In recent years, solvers for finite-element discretizations of linear or linearized saddle-point problems, like the Stokes and Oseen equations, have become well established. There are two main classes of preconditioners for such systems: those based on block-factorization approach and those based on monolithic multigrid. Both classes of preconditioners have several critical choices to be made in their composition, such as the selection of a suitable relaxation scheme for monolithic multigrid. From existing studies, some insight can be gained as to what options are preferable in low-performance computing settings, but there are very few fair comparisons of these approaches in the literature, particularly for modern architectures, such as GPUs. In this paper, we perform a comparison between a block-triangular preconditioner and a monolithic multigrid method with the three most common choices of relaxation scheme - Braess-Sarazin, Vanka, and Schur-Uzawa. We develop a performant Vanka relaxation algorithm for structured-grid discretizations, which takes advantage of memory efficiencies in this setting. We detail the behavior of the various CUDA kernels for the multigrid relaxation schemes and evaluate their individual arithmetic intensity, performance, and runtime. Running a preconditioned FGMRES solver for the Stokes equations with these preconditioners allows us to compare their efficiency in a practical setting. We show monolithic multigrid can outperform block-triangular preconditioning, and that using Vanka or Braess-Sarazin relaxation is most efficient. Even though multigrid with Vanka relaxation exhibits reduced performance on the CPU (up to $100\%$ slower than Braess-Sarazin), it is able to outperform Braess-Sarazin by more than $20\%$ on the GPU, making it a competitive algorithm, especially given the high amount of algorithmic tuning needed for effective Braess-Sarazin relaxation.

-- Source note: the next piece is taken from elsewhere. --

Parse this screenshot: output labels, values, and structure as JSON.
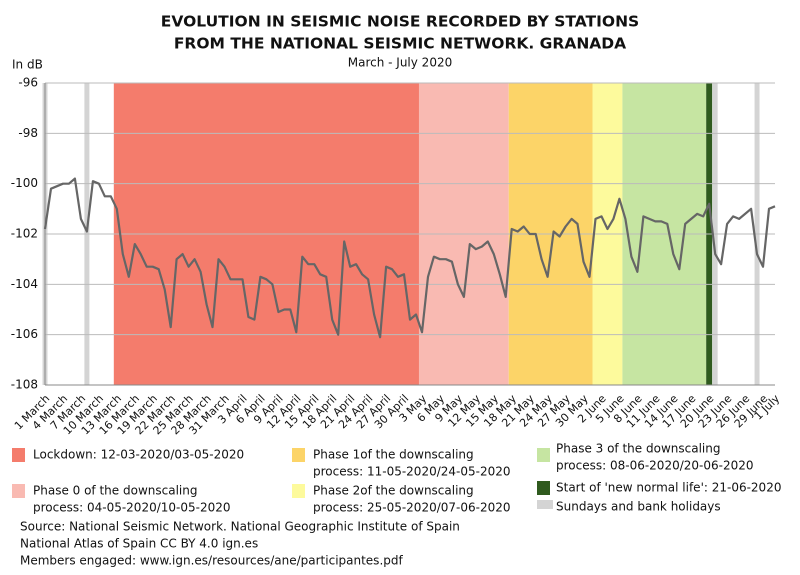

翻译：近年来，针对线性或线性化鞍点问题（如斯托克斯方程和欧辛方程）的有限元离散求解器已发展成熟。该类系统的预处理器主要分为两类：基于块分解方法的预处理器和基于整体多重网格的预处理器。这两类预处理器在构建过程中均需进行若干关键选择，例如为整体多重网格选取合适的松弛方案。现有研究为低性能计算场景下的优选方案提供了部分见解，但文献中对这些方法（尤其在GPU等现代架构上）的公平比较甚少。本文对块三角预处理器与三种最常见松弛方案（Braess-Sarazin、Vanka和Schur-Uzawa）的整体多重网格方法进行了比较。针对结构化网格离散问题，我们开发了一种高性能Vanka松弛算法，该算法充分利用了该场景下的内存效率优势。我们详细描述了多重网格松弛方案中各类CUDA核函数的行为，并评估了其算术强度、性能与运行时间。通过使用这些预处理器运行斯托克斯方程的预条件FGMRES求解器，我们得以在实际场景中比较其效率。研究表明，整体多重网格可优于块三角预处理，且采用Vanka或Braess-Sarazin松弛方案效率最高。尽管采用Vanka松弛的多重网格在CPU上的性能有所下降（比Braess-Sarazin慢高达$100\%$），但在GPU上其性能可比Braess-Sarazin提升超过$20\%$，使其成为一种具有竞争力的算法——尤其考虑到实现高效Braess-Sarazin松弛需要大量算法调优工作。